Cleveland, Ohio, 44113
Job description
Data Lead
Remote
$160,000-210,000
The Data Lead will play a crucial role in architecting and sustaining our data landscape, encompassing ETL pipelines, vector databases, and retrieval systems tailored for RAG-based applications. This position will oversee data quality, governance, and performance enhancement initiatives, ensuring our platform provides precise, scalable, and cost-effective data-driven solutions.
Responsibilities of the Data Lead
- Data Engineering: Proficient in SQL and Python, with expertise in designing ETL workflows and normalizing/cleaning data.
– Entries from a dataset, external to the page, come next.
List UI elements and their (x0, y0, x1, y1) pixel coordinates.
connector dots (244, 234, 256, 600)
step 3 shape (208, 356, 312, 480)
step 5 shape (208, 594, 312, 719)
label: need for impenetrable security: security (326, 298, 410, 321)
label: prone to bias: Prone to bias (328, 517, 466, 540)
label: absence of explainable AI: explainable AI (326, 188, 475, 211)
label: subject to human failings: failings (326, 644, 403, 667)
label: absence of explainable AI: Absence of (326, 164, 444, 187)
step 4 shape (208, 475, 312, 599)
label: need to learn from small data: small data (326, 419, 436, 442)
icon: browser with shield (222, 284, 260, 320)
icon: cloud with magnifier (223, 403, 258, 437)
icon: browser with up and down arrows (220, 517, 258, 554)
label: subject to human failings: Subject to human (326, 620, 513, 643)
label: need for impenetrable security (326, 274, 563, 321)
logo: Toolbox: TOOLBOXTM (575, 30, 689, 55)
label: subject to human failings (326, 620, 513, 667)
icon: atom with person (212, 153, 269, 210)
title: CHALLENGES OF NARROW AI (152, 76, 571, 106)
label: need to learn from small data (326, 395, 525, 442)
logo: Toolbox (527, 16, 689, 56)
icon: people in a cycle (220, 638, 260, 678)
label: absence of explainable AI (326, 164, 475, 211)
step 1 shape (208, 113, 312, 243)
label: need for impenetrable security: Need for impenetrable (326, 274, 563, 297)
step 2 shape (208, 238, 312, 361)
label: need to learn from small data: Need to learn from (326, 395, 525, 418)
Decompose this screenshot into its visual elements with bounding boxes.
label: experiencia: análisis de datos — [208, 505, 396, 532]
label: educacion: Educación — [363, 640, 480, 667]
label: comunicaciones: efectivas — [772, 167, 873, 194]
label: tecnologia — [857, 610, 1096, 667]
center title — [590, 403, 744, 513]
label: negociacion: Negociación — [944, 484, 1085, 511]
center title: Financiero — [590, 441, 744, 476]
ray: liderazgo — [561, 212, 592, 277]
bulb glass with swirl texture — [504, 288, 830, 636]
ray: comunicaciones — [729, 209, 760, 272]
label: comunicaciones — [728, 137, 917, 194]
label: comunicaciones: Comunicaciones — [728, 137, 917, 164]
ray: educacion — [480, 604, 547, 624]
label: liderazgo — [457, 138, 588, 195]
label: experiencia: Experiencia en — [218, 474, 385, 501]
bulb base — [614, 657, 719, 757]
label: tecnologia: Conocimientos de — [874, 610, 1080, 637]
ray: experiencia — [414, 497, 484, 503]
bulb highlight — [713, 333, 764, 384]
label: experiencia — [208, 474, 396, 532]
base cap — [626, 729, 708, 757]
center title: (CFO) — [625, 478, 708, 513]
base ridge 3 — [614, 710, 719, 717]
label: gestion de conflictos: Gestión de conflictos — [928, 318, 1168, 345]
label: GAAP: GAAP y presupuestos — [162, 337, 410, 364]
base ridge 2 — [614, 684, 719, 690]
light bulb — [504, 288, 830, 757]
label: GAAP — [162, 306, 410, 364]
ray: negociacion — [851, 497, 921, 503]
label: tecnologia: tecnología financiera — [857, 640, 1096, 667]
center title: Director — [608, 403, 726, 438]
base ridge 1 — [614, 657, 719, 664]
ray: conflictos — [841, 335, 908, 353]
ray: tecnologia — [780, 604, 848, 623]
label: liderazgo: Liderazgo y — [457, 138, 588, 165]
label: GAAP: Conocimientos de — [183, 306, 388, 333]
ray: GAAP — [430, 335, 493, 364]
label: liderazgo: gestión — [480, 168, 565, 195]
- Vector Databases & Retrieval: Experience with platforms like Pinecone, Weaviate, Milvus, or pgvector, and knowledge of indexing strategies such as HNSW, IVF, and PQ.
- RAG (Retrieval Augmented Generation): Crafting retrieval methodologies including chunking, embedding selection, and re-ranking.
- Embedding Models: Competence in selecting and assessing embedding models tailored for domain-specific applications.
- Data Modeling & Knowledge Graphs: Familiarity with enhancing connections between structured and unstructured data (preferred but not essential).
- Data Quality & Governance: Establishing benchmarks for metadata management, access controls, data lineage, and data freshness.
- Performance Optimization: Assessing and tuning variables like latency, recall/precision, and balancing cost/performance ratios.
Requirements for the Data Lead
- Over 6 years of experience in data engineering, data platform management, or related ML data roles.
- Exceptional skills in SQL and Python for ETL processes and data manipulation.
- Experience with vector database technologies like Pinecone, Weaviate, Milvus, and pgvector.
- Demonstrated proficiency in developing retrieval pipelines for RAG applications.
- In-depth knowledge of embedding models and their assessment criteria.
- Awareness of data quality and governance principles.
- Capacity to enhance systems for improved latency, accuracy, and cost-effectiveness.
#ZR